Féminicides : l'omerta
"Nous avons perdu l'une des nôtres", c'est sous ce slogan que deux militantes féministes, Narimane Mouaci Bahi et Wiam Awres, recensent, depuis le début de l’année, le nombre de femmes victimes de la violence. Elles dressent ainsi patiemment le décompte régulier et macabre de toutes celles qui sont mortes sous les coups. Ce travail, selon Narimane et Wiam, est nécessaire afin de prendre la mesure de ce qu'endurent certaines femmes en Algérie.

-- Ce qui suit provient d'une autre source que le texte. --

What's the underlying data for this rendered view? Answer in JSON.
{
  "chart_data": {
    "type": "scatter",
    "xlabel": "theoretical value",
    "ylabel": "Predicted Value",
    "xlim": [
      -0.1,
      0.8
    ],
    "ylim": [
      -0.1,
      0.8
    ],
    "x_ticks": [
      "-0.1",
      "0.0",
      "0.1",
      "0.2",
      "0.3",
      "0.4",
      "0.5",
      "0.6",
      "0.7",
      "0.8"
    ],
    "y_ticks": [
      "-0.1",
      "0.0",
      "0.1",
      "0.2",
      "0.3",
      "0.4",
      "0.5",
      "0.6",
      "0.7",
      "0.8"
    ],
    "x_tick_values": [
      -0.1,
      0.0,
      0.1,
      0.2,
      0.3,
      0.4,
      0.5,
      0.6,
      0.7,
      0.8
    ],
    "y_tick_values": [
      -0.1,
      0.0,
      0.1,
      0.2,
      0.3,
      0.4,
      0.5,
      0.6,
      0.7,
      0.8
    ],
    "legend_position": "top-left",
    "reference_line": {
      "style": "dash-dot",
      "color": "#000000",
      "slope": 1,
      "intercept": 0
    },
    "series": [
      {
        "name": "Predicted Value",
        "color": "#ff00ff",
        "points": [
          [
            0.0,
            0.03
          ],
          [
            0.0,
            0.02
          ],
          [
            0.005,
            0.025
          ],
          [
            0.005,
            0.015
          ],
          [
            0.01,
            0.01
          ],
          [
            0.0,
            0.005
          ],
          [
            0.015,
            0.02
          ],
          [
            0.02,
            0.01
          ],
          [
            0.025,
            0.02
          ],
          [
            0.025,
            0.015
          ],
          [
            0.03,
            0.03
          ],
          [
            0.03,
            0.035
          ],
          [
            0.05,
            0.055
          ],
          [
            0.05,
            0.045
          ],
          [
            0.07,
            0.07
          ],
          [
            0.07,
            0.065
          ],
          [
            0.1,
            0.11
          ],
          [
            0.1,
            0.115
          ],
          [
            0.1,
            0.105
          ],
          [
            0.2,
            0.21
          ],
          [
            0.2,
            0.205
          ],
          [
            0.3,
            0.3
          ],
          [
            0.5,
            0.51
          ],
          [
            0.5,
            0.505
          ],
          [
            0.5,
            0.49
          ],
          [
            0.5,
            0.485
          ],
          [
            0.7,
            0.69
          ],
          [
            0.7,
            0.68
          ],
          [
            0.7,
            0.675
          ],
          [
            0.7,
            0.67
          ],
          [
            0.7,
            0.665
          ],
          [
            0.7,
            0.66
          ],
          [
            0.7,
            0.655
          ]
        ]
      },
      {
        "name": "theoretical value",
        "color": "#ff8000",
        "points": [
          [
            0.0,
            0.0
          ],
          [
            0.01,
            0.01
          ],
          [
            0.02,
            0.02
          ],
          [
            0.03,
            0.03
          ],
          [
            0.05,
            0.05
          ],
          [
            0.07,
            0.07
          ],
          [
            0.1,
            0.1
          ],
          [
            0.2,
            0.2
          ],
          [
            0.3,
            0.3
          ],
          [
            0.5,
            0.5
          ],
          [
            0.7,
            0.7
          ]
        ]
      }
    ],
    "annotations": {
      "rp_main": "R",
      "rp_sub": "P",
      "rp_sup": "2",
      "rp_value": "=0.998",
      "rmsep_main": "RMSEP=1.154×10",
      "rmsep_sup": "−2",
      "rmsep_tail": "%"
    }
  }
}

Nous sommes dans l’obligation de recenser les féminicides et de les diffuser pour que la société algérienne se rende compte de la gravité de la situation des femmes
Narimane Mouaci Bahià El Watan
Elles participent aussi à donner un visage, un nom et une histoire aux victimes, afin que leur mort ne soit pas vaine et qu'elle donne à réfléchir sur la situation des femmes en Algérie. Un travail d’autant plus important que l'une des caractéristiques des féminicides en Algérie réside dans l'omerta qui entoure ces crimes. Les femmes victimes de violences sont généralement enterrées dans l’indifférence.
Un chiffre sous-évalué
Et le chiffre de 39 féminicides, auquel elles sont parvenues en se basant sur des informations médiatiques parfois fragmentaires, est bien en deçà de la réalité. "Ce chiffre représente les cas recensés après une recherche quotidienne dans les médias et sur les réseaux sociaux", expliquent-elles.
Le chiffre réel est bien plus élevé et devrait être fourni par un dispositif institutionnel de recensement. Ce dispositif n’existe pas. "Il n'en demeure pas moins que 39 femmes tuées, ce sont 39 citoyennes que nous avons perdues. Ce sont des femmes qui avaient des vies, des rêves, une famille et des enfants parfois", constatent, amères, Narimane Mouaci Bahi et Wiam Awres. Des vies et des photos que l'on retrouve sur le site feminicides-dz.com.